Block stock (ticker: SQ) has tumbled nearly 45% since early August as the company has weathered a series of setbacks, including a 48-hour outage on its Square payments app, and the sudden departure of Square’s CEO weeks later.?
Before that drop, Block stock had been one of Citigroup’s top picks with analysts at the bank believing that Block has attractive opportunities to develop new products while strengthening existing ones. Block stock may still have long-term promise, but the analysts have had to cut their expectations in the near term as the stock is unlikely to post a meaningful recovery by year-end
“We remove the stock as one of our top picks, now recognizing upside versus the fiscal year 2023 earnings before interest, taxes, depreciation, and amortization outlook for $1.5 billion is likely off the table and the stock is likely to remain rangebound in the second half of 2023,” the analysts wrote.

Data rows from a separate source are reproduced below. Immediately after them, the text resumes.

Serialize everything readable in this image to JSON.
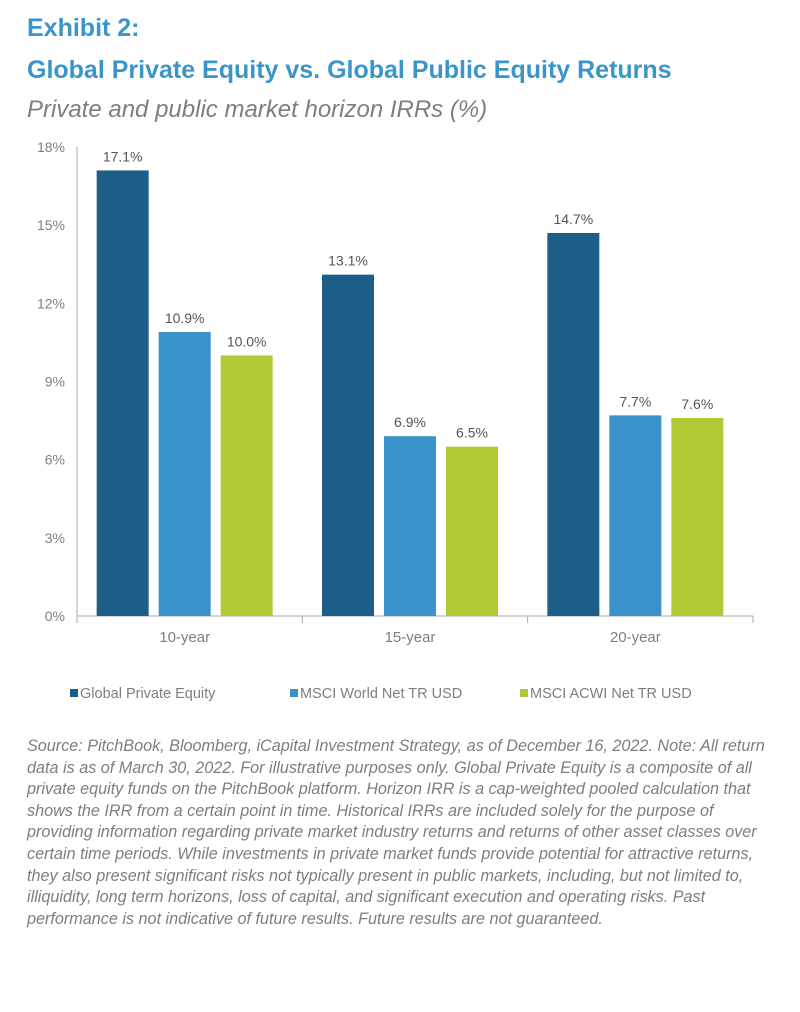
{
  "header": {
    "exhibit": "Exhibit 2:",
    "title": "Global Private Equity vs. Global Public Equity Returns",
    "subtitle": "Private and public market horizon IRRs (%)"
  },
  "chart_data": {
    "type": "bar",
    "categories": [
      "10-year",
      "15-year",
      "20-year"
    ],
    "series": [
      {
        "name": "Global Private Equity",
        "values": [
          17.1,
          13.1,
          14.7
        ],
        "labels": [
          "17.1%",
          "13.1%",
          "14.7%"
        ],
        "color": "#1c5e87"
      },
      {
        "name": "MSCI World Net TR USD",
        "values": [
          10.9,
          6.9,
          7.7
        ],
        "labels": [
          "10.9%",
          "6.9%",
          "7.7%"
        ],
        "color": "#3a93c8"
      },
      {
        "name": "MSCI ACWI Net TR USD",
        "values": [
          10.0,
          6.5,
          7.6
        ],
        "labels": [
          "10.0%",
          "6.5%",
          "7.6%"
        ],
        "color": "#b2c935"
      }
    ],
    "ylim": [
      0,
      18
    ],
    "yticks": [
      "0%",
      "3%",
      "6%",
      "9%",
      "12%",
      "15%",
      "18%"
    ],
    "grid": false,
    "legend": "bottom"
  },
  "footnote": "Source: PitchBook, Bloomberg, iCapital Investment Strategy, as of December 16, 2022. Note: All return data is as of March 30, 2022. For illustrative purposes only. Global Private Equity is a composite of all private equity funds on the PitchBook platform. Horizon IRR is a cap-weighted pooled calculation that shows the IRR from a certain point in time. Historical IRRs are included solely for the purpose of providing information regarding private market industry returns and returns of other asset classes over certain time periods. While investments in private market funds provide potential for attractive returns, they also present significant risks not typically present in public markets, including, but not limited to, illiquidity, long term horizons, loss of capital, and significant execution and operating risks. Past performance is not indicative of future results. Future results are not guaranteed."
}
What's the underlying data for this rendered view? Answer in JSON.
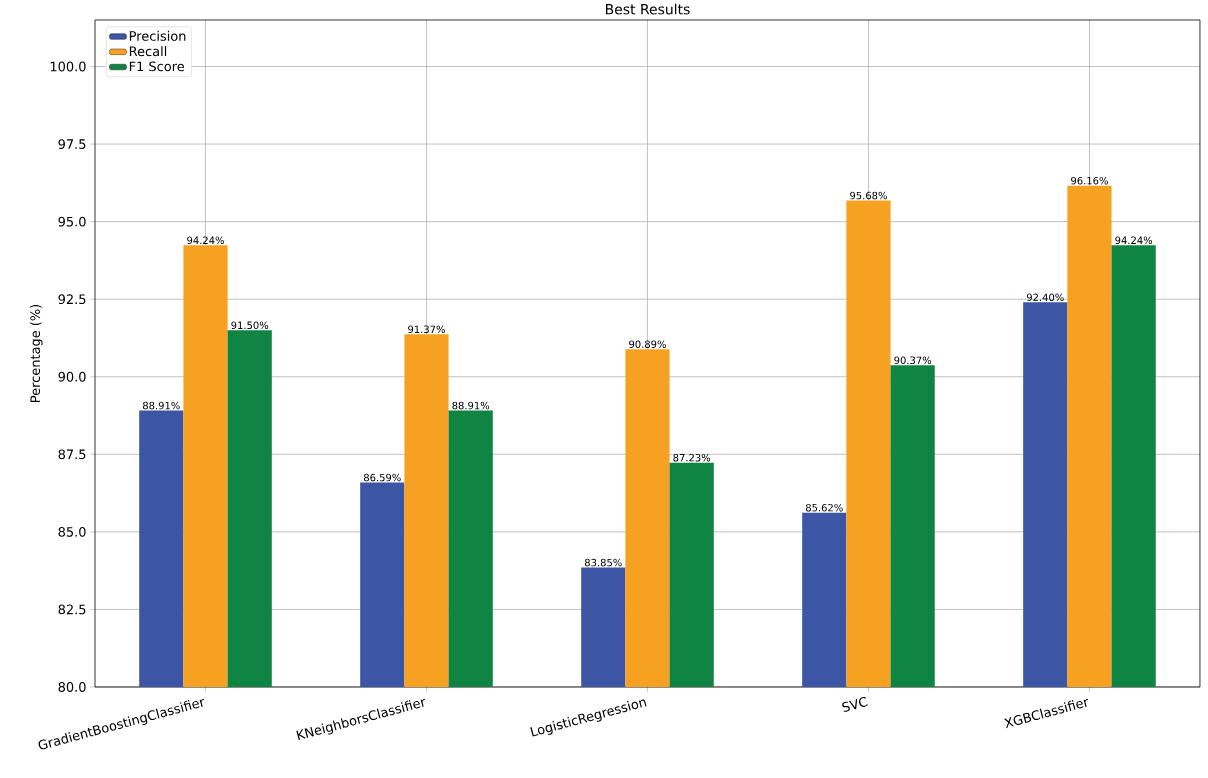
{
  "chart_data": {
    "type": "bar",
    "title": "Best Results",
    "ylabel": "Percentage (%)",
    "categories": [
      "GradientBoostingClassifier",
      "KNeighborsClassifier",
      "LogisticRegression",
      "SVC",
      "XGBClassifier"
    ],
    "series": [
      {
        "name": "Precision",
        "color": "#3d55a5",
        "values": [
          88.91,
          86.59,
          83.85,
          85.62,
          92.4
        ],
        "value_labels": [
          "88.91%",
          "86.59%",
          "83.85%",
          "85.62%",
          "92.40%"
        ]
      },
      {
        "name": "Recall",
        "color": "#f7a122",
        "values": [
          94.24,
          91.37,
          90.89,
          95.68,
          96.16
        ],
        "value_labels": [
          "94.24%",
          "91.37%",
          "90.89%",
          "95.68%",
          "96.16%"
        ]
      },
      {
        "name": "F1 Score",
        "color": "#108442",
        "values": [
          91.5,
          88.91,
          87.23,
          90.37,
          94.24
        ],
        "value_labels": [
          "91.50%",
          "88.91%",
          "87.23%",
          "90.37%",
          "94.24%"
        ]
      }
    ],
    "ylim": [
      80,
      101.5
    ],
    "yticks": [
      {
        "value": 80,
        "label": "80.0"
      },
      {
        "value": 82.5,
        "label": "82.5"
      },
      {
        "value": 85,
        "label": "85.0"
      },
      {
        "value": 87.5,
        "label": "87.5"
      },
      {
        "value": 90,
        "label": "90.0"
      },
      {
        "value": 92.5,
        "label": "92.5"
      },
      {
        "value": 95,
        "label": "95.0"
      },
      {
        "value": 97.5,
        "label": "97.5"
      },
      {
        "value": 100,
        "label": "100.0"
      }
    ],
    "grid": true,
    "legend": "top left"
  }
}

Even with the less-enthusiastic outlook, the Citigroup team still has a Buy rating on Block stock, saying that the recent plunge in the stock price was an “overshot.” The team lowered its price target on Block shares to $65 from $90. The new price target represents more than 50% upside from a recent price of $41.41.
“We maintain our Buy rating, believing execution can rebound,” the analysts wrote. “For us, Block’s continued ecosystem integration and product development opportunities (both TAM expanders) are too big to ignore over the next 12 months.”
That said, the analysts say it will take some time for Block to repair its recent issues, even though they believe the stock is bottoming. With the $65 price target, Citigroup is anticipating a 25 times to 30 times multiple of enterprise value/Ebitda, down from a 35 times to 40 times EV/Ebitda multiple.
Block stock is down 0.9% in Wednesday trading while the S&P 500 is up 0.4%.